Now I know that this is a statement that pretty much paraphrases something that Tom Kyte wrote on AskTom several years ago – but it’s wrong. As I’ve pointed out in the past, “Cost is Time”. The cost of a query represents the optimizer’s estimate of how long it will take that query to run – so it is perfectly valid to compare the cost of two queries to see which one the optimizer thinks will be faster but, thanks to limitations and defects in the optimizer it may not be entirely sensible to do so.

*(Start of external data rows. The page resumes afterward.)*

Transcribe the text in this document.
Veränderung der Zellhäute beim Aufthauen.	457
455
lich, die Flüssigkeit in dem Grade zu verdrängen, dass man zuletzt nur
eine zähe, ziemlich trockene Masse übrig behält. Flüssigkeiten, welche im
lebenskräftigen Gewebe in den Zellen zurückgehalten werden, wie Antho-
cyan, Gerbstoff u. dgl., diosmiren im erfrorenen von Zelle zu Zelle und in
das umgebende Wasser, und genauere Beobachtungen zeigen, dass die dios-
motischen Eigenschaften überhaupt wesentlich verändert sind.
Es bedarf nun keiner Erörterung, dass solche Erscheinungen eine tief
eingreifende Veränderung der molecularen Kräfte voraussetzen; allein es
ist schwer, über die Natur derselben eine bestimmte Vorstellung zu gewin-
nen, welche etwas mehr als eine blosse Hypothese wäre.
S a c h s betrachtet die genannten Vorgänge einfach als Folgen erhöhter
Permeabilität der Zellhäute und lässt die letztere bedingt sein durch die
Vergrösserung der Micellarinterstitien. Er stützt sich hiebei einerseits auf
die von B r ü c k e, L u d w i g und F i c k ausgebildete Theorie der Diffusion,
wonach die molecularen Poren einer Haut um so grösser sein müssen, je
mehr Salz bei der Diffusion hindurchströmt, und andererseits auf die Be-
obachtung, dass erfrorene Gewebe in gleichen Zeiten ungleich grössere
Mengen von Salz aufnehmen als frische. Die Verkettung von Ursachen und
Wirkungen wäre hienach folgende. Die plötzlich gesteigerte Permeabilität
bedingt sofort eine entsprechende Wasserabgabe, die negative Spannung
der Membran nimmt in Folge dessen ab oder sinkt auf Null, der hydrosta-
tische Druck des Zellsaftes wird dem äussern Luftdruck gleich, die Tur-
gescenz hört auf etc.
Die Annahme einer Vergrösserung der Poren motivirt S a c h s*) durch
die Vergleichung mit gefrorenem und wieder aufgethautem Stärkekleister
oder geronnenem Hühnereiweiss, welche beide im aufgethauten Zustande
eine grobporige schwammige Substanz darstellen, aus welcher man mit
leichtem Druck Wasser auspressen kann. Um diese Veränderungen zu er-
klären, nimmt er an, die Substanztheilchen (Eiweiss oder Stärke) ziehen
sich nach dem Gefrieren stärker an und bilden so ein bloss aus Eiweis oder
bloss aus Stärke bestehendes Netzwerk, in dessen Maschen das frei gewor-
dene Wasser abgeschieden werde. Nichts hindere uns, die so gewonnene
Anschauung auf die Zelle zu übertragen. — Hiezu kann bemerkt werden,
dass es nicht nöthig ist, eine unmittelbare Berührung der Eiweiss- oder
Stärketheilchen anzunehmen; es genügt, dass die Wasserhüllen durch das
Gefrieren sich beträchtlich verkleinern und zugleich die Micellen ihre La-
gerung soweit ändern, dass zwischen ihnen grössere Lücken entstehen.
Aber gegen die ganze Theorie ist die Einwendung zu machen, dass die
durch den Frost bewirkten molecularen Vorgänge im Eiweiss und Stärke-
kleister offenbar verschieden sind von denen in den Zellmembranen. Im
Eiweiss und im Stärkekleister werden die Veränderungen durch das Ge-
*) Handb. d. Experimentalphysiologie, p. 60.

The point I want to address in this post though is the comment that “it’s valid to compare the cost of different plans, but not to compare the cost of two different queries”. Consider the following queries:
select t1.v1 from t1 where t1.id in ( select t2.id from t2 where t2.n1 = 15 ) ; select t1.v1 from t1 where exists ( select t2.id from t2 where t2.n1 = 15 and t2.id = t1.id ) ; select t1.v1 from ( select distinct t2.id from t2 where t2.n1 = 15 ) t2, t1 where t1.id = t2.id ; select v1.v1 from ( select distinct t1.rowid, t2.id, t1.v1 from t2, t1 where t2.n1 = 15 and t1.id = t2.id ) v1 ;
Tables t1 and t2 have the following definitions, so all four queries are logically equivalent:
Name Null? Type ----------------------- -------- ---------------- ID NOT NULL NUMBER N1 NOT NULL NUMBER V1 VARCHAR2(6) PADDING VARCHAR2(100)
According to the claim, it is not valid to compare the costs that the optimizer gives you for these four different queries – but they are the same query. In principle the optimizer might transform the IN to an EXISTS, it might simply unnest, it might unnest and merge – so when the optimizer is “comparing different costs for the same query”, it will also be “comparing costs of different queries”.
Cost IS time – but only in theory. The “trick” to sorting out optimization problems lies in recognising where the optimizer model is not right for your data, or the optimizer arithmetic is too simplistic or has a bug.